In each of the films, Tora-San (Kiyoshi Atsumi) falls in love with a handsome woman. At the end it doesn't work out for one reason or another. He always looks as if his heart will break, and audiences all over Japan cry on cue. Since the first movie was introduced in 1969, an estimated 40 million people have been drawn to that familiar story, and 4 million more are expected to see the latest, which opened in theaters just before New Year's. Atsumi, 54, has become the best-known actor in the country, and no movie actress is considered a true success until she has played a Tora-San heroine.
By Hollywood standards, the latest Tora-San budget, $1.6 million, would fall under the heading "Etc." Yet the one now playing, in which Tora-San plays a Nipponese Cyrano de Bergerac, is almost certain to gross $8 million.
If the plot sounds as if it was borrowed from television, the reason is simple: it was. Tora-San began in 1968 as a TV series, but failed to impress network executives. When Tora-San dropped dead after being bitten by a snake, infuriated fans clogged switchboards in protest. The chief fan was Director Yoji Yamada, 51, who persuaded a reluctant film company to let him make just one Tora-San film for general release.

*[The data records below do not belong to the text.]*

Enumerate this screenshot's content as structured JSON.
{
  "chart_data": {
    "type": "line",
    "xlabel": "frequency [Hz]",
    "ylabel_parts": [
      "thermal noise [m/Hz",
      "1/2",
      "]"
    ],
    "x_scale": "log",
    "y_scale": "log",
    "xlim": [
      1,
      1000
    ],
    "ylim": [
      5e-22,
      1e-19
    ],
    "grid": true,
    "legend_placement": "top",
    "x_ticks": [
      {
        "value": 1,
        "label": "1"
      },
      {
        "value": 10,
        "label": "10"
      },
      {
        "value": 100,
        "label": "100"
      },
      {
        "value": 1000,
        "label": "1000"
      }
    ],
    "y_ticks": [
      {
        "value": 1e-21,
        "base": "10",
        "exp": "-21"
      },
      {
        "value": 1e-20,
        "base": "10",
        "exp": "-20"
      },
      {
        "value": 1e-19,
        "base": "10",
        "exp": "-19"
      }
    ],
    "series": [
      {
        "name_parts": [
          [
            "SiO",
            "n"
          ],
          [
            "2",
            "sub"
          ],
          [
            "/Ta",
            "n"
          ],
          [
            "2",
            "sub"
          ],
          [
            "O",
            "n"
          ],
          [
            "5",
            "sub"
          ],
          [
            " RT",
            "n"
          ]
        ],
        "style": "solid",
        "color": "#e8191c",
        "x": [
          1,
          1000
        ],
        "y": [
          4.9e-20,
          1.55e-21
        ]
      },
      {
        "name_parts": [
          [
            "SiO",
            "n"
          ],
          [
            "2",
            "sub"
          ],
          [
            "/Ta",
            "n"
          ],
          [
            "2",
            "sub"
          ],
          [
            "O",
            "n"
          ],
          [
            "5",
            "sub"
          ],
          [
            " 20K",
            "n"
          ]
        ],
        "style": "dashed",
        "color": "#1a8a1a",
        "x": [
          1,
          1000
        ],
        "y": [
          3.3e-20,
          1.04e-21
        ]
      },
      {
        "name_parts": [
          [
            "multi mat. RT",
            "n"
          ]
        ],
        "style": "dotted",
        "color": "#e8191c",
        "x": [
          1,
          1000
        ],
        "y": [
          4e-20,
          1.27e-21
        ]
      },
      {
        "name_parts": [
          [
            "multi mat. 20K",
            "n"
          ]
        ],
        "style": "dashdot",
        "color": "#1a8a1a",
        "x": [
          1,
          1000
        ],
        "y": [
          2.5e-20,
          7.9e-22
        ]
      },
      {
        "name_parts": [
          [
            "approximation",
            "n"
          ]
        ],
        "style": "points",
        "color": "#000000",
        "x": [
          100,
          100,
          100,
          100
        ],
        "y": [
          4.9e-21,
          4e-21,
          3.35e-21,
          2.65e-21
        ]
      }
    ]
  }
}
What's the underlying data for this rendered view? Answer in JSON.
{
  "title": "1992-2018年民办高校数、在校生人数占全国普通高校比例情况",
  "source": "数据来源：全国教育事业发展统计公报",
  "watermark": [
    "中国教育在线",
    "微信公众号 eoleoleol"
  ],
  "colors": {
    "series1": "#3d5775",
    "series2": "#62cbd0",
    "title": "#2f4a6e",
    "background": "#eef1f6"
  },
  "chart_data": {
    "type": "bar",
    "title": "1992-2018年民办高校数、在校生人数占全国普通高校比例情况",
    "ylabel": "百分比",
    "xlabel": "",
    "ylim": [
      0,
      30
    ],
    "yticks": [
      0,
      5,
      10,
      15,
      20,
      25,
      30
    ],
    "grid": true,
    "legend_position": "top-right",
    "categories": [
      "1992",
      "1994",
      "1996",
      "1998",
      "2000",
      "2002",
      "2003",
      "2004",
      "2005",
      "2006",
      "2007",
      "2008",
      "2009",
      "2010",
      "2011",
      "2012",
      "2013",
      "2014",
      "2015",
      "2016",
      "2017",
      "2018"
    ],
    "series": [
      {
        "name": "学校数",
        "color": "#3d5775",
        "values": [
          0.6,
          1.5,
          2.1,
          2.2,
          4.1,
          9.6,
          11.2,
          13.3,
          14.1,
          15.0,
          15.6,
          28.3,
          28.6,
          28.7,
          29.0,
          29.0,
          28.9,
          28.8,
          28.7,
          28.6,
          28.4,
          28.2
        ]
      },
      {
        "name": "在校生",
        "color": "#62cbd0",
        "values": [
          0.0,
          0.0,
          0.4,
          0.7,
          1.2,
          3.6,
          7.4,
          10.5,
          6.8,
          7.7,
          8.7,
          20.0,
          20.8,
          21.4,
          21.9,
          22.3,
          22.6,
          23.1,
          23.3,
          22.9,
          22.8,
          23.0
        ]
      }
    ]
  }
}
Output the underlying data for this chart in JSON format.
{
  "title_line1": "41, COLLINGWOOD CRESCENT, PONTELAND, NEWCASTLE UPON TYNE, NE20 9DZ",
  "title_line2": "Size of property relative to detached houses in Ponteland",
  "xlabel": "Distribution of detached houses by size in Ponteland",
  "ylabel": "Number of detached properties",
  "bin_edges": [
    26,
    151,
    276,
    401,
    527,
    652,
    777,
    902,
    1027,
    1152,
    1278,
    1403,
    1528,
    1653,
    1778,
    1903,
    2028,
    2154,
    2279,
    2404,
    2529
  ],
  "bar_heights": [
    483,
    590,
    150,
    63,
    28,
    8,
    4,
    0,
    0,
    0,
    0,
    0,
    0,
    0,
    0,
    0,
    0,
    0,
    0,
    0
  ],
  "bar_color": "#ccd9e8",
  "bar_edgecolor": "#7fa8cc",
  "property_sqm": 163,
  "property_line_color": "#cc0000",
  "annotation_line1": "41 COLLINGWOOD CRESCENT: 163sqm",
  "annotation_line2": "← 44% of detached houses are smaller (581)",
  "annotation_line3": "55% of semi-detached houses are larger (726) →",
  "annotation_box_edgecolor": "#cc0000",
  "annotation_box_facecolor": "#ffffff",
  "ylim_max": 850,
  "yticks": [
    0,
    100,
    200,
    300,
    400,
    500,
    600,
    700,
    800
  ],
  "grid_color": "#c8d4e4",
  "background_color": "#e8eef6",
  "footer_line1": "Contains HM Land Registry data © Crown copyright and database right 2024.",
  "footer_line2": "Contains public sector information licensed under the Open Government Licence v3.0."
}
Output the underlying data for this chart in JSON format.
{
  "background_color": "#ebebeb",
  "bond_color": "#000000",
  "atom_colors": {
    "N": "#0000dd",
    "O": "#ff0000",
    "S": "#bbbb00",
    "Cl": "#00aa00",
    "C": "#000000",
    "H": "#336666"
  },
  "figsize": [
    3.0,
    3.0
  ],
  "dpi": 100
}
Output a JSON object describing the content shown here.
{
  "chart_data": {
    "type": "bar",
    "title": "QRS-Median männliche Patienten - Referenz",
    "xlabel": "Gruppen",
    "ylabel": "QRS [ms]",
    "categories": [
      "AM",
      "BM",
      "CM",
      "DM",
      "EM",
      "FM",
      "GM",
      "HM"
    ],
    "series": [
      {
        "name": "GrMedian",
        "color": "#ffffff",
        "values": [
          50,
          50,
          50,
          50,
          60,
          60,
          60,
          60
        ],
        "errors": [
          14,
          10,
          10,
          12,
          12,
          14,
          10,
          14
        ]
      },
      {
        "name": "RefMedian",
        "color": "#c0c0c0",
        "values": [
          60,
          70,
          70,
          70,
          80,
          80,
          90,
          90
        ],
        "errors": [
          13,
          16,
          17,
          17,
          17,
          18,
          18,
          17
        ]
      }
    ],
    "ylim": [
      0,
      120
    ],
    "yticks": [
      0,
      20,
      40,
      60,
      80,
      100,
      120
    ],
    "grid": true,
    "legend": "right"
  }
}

That snake venom should be patented. The picture proved such an instantaneous hit that Yamada was ordered to turn out three more in four months. Since then the pace has slowed, and dedicated Tora-trekkies know that their hero will visit once in August and again just before the new year. Despite the speed at which they are made, the movies are surprisingly polished. After so much time on the assembly lines, the actors are pros, and Yamada keeps the action moving smartly.
The phenomenon has not gone unnoticed by those who make a living explaining such things. To some Japanese sociologists, Tora-San is a Walter Mitty in reverse. Instead of representing the daydream of success, as Mitty did for Americans, Tora-San is a symbol of freedom in an overly disciplined society. "The higher the degree of discipline in a society, the more escapist its members are likely to be," says Kazuo Shimada, a Tokyo psychologist. Yamada also sees Tora-San as a figure of compassion in a country short of both. "We're always in such a hurry that we end up disregarding those people suffering by the roadside," says Yamada. "Tora-San would never fail to stop and see how he could help them."
How many more Tora-Sans will there be? Probably fewer than 20, says Yamada, who explains that eventually the cast will become too old to maintain the pictures' vitality. Replacements would be unthinkable--Atsumi's bland, square face is almost as well known as the Emperor's--and Tora-San presumably will die not from public neglect but old age.